Пироговский приподнялся, чтобы подбросить в печь березовые дрова, и покачнулся. По-моему, он был действительно пьян. Пьян, что называется, в доску!
Командир отряда с ужасом взглянул на огонь. Потом обернулся ко мне, поманил, кивая забинтованной головой.
— Ты видишь?! — спросил он свистящим шепотом и указал пальцем на пламя. — Видишь?! Да? — Пироговский вдруг зябко поежился, как от холода, передернул плечами.
Жаркие ревущие космы огня гудели в жерле бензиновой бочки. От печи несло нестерпимым жаром.
— Что? — спросила я тихо. — Ничего здесь не вижу. Огонь и дрова, — я ответила очень спокойно, но внутренне содрогнулась, не понимая, что это значит.
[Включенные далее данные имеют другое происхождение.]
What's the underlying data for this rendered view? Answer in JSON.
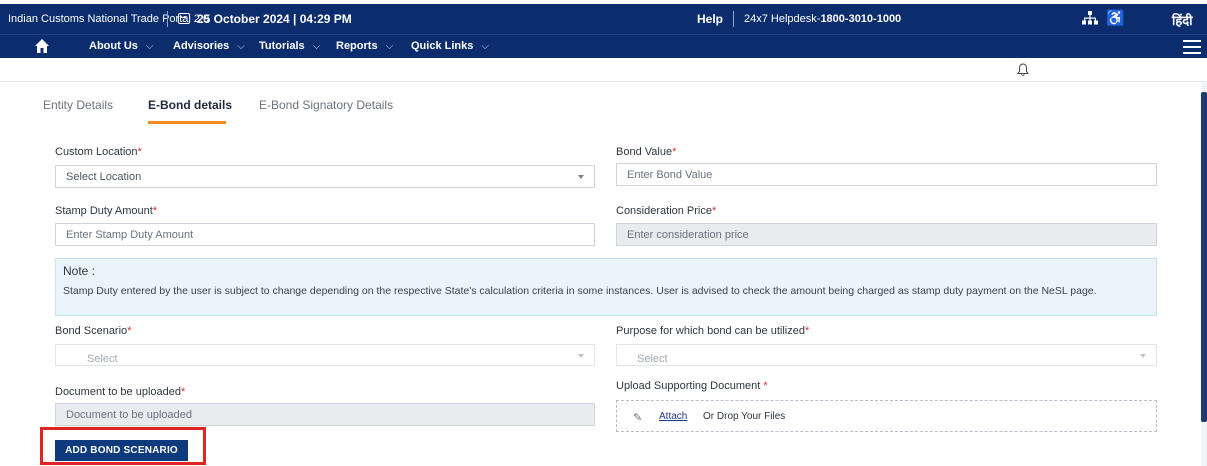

— Да? — спросил Пироговский, оглядываясь на меня с недоверием. — Ты действительно там ничего не видишь?!
— Да, ничего.
Что он мог там разглядеть, в свистящем огне? Я давно уже знаю: когда пристально смотришь на пламя, все время кажется, что там, в сплетении черных, обугленных веток, то и дело мелькают чьи-то заломленные, молящие о пощаде обнаженные руки. Летят на снег обрывки алого знамени. Горят во тьме злые волчьи глаза. И желтые искры бьют вверх, словно струйки трассирующих. Потом все это падает, рушится, и только угли, как черные зрачки, как дула нацеленных на тебя автоматов, следят за тобой, за каждым твоим неуверенным шагом из-под серого, словно затоптанного в рукопашной схватке рыхлого пепла.
Но все это я вижу одна. Наедине с собой. Никогда об увиденном я ничего никому не рассказывала. Это было только мое.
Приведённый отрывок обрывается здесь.